Outre ces observations, nous refusons en tout état de cause le dispositif de surveillance de sûreté inclus dans la loi du 25 février 2008.

M. le président.  - Amendement identique n°95 rectifié, présenté par MM. Mézard, Collin, Alfonsi, Baylet, Mme Escoffier, M. Fortassin, Mme Laborde, MM. Plancade et Tropeano.

M. Jacques Mézard.  - Nous sommes contre le principe même de ce dispositif, et donc contre son extension. Or, en dépit des efforts appréciables de la commission, cet article étend encore davantage la possibilité de placement en sûreté.

M. Jean-René Lecerf, rapporteur.  - Il est vrai que cet article étend le dispositif mais c'est pour remédier à un paradoxe relevé par M. Lamanda et rendre possible l'application de la surveillance de sûreté à une personne placée sous surveillance judiciaire et à qui toutes les réductions de peine ont été retirées. En effet, une surveillance de sûreté ne pouvant être ordonnée que dans le prolongement d'une surveillance judiciaire, elle ne peut être décidée directement après la libération d'une personne incarcérée en raison de la révocation de l'intégralité des réductions de peine. Cela fait que la surveillance de sûreté n'est possible que lorsque la surveillance judiciaire est menée à son terme sans incident et, partant, lorsque l'intéressé présente les meilleurs gages d'une possible réinsertion.
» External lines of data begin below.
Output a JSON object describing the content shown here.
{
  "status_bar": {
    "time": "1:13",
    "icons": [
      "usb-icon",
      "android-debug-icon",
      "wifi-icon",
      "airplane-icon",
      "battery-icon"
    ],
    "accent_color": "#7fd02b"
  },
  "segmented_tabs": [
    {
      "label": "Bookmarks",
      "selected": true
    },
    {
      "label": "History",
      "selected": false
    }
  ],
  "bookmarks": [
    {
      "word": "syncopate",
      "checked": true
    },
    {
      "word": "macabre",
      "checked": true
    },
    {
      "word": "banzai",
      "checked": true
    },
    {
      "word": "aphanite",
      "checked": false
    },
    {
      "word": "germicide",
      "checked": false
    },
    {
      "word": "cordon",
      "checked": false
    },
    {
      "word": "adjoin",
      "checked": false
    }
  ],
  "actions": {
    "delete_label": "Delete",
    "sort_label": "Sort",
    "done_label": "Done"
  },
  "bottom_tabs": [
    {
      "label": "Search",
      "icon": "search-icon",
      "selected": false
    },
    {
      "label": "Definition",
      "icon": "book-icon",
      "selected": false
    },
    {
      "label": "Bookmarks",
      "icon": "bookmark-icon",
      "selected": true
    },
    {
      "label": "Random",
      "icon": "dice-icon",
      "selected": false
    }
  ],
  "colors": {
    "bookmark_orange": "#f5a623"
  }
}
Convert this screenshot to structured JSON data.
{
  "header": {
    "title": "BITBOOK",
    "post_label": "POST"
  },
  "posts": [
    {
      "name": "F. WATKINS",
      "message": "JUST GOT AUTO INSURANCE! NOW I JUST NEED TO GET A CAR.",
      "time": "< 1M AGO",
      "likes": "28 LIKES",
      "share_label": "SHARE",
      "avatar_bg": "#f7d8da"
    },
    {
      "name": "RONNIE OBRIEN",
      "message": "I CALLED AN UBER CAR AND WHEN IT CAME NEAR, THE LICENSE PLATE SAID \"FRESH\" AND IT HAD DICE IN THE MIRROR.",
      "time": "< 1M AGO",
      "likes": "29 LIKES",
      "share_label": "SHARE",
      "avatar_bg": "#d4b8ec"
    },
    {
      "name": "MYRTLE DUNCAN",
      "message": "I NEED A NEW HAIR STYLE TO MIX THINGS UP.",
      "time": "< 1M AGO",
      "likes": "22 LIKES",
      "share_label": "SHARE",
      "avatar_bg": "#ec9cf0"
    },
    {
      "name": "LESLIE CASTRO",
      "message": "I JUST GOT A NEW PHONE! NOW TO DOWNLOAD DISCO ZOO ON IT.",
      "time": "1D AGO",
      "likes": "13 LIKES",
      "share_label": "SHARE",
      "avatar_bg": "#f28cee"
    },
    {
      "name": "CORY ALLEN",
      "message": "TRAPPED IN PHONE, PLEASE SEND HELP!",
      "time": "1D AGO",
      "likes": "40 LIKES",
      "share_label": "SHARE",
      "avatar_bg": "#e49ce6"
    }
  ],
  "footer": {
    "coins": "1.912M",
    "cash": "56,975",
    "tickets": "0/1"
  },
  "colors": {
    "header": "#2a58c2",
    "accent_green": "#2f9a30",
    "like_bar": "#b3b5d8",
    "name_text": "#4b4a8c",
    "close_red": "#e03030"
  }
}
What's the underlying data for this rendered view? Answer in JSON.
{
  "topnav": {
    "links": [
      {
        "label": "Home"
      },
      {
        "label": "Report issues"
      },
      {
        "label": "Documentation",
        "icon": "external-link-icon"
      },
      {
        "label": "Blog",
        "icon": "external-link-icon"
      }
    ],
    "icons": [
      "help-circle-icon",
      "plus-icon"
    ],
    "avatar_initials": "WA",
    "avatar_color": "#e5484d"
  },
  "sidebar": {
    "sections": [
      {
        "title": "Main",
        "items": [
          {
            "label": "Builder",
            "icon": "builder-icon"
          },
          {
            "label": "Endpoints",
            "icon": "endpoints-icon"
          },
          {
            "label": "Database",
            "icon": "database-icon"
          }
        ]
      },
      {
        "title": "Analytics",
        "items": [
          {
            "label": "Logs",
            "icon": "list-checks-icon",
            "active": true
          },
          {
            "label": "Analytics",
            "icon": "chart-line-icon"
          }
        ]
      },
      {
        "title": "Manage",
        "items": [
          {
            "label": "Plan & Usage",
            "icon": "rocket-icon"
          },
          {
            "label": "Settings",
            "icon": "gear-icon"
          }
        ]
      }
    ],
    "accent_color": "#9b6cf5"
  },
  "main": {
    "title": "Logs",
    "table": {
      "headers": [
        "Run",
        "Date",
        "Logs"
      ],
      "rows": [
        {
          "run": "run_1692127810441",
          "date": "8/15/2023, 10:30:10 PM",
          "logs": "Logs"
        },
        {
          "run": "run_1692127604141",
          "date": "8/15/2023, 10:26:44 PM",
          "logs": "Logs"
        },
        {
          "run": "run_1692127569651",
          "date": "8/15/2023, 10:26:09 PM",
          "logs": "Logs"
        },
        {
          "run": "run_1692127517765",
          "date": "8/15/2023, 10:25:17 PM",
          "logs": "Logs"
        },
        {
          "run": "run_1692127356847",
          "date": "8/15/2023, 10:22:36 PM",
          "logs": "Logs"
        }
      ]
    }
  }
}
L'article 4 corrige cette anomalie.

Mme Michèle Alliot-Marie, ministre d'État.  - Même avis défavorable : cet article applique une des recommandations du rapport Lamanda, sur lesquelles j'ai cru comprendre que tout le monde s'accordait.

Les amendements identiques nos24 et 95 rectifié ne sont pas adoptés.

L'article 4 est adopté, ainsi que l'article 5.

Article 5 bis

Après le titre XX du livre IV du code de procédure pénale, il est inséré un titre XX bis ainsi rédigé :

« Titre XX bis

« Du répertoire des données à caractère personnel collectées dans le cadre des procédures judiciaires

« Art. 706-56-2.  - Le répertoire des données à caractère personnel collectées dans le cadre des procédures judiciaires, tenu par le service du casier judiciaire sous l'autorité du ministre de la justice et placé sous le contrôle d'un magistrat, est destiné à faciliter et à fiabiliser la connaissance de la personnalité et l'évaluation de la dangerosité des personnes poursuivies ou condamnées pour l'une des infractions pour lesquelles le suivi socio-judiciaire est encouru, et à prévenir le renouvellement de ces infractions.

« Le répertoire centralise les expertises, examens et évaluations psychiatriques, médico-psychologiques, psychologiques et pluridisciplinaires des personnes mentionnées à l'alinéa précédent qui ont été réalisés :

« 1° Au cours de l'enquête ;

« 2° Au cours de l'instruction ;

« 3° A l'occasion du jugement ;

« 4° Au cours de l'exécution de la peine ;

« 5° Préalablement au prononcé ou durant le déroulement d'une mesure de surveillance ou de rétention de sûreté ;

« 6° En application des articles 706-136 ou 706-137 ;

« 7° Durant le déroulement d'une hospitalisation d'office ordonnée en application de l'article 706-135 du présent code ou de l'article L. 3213-7 du code de la santé publique.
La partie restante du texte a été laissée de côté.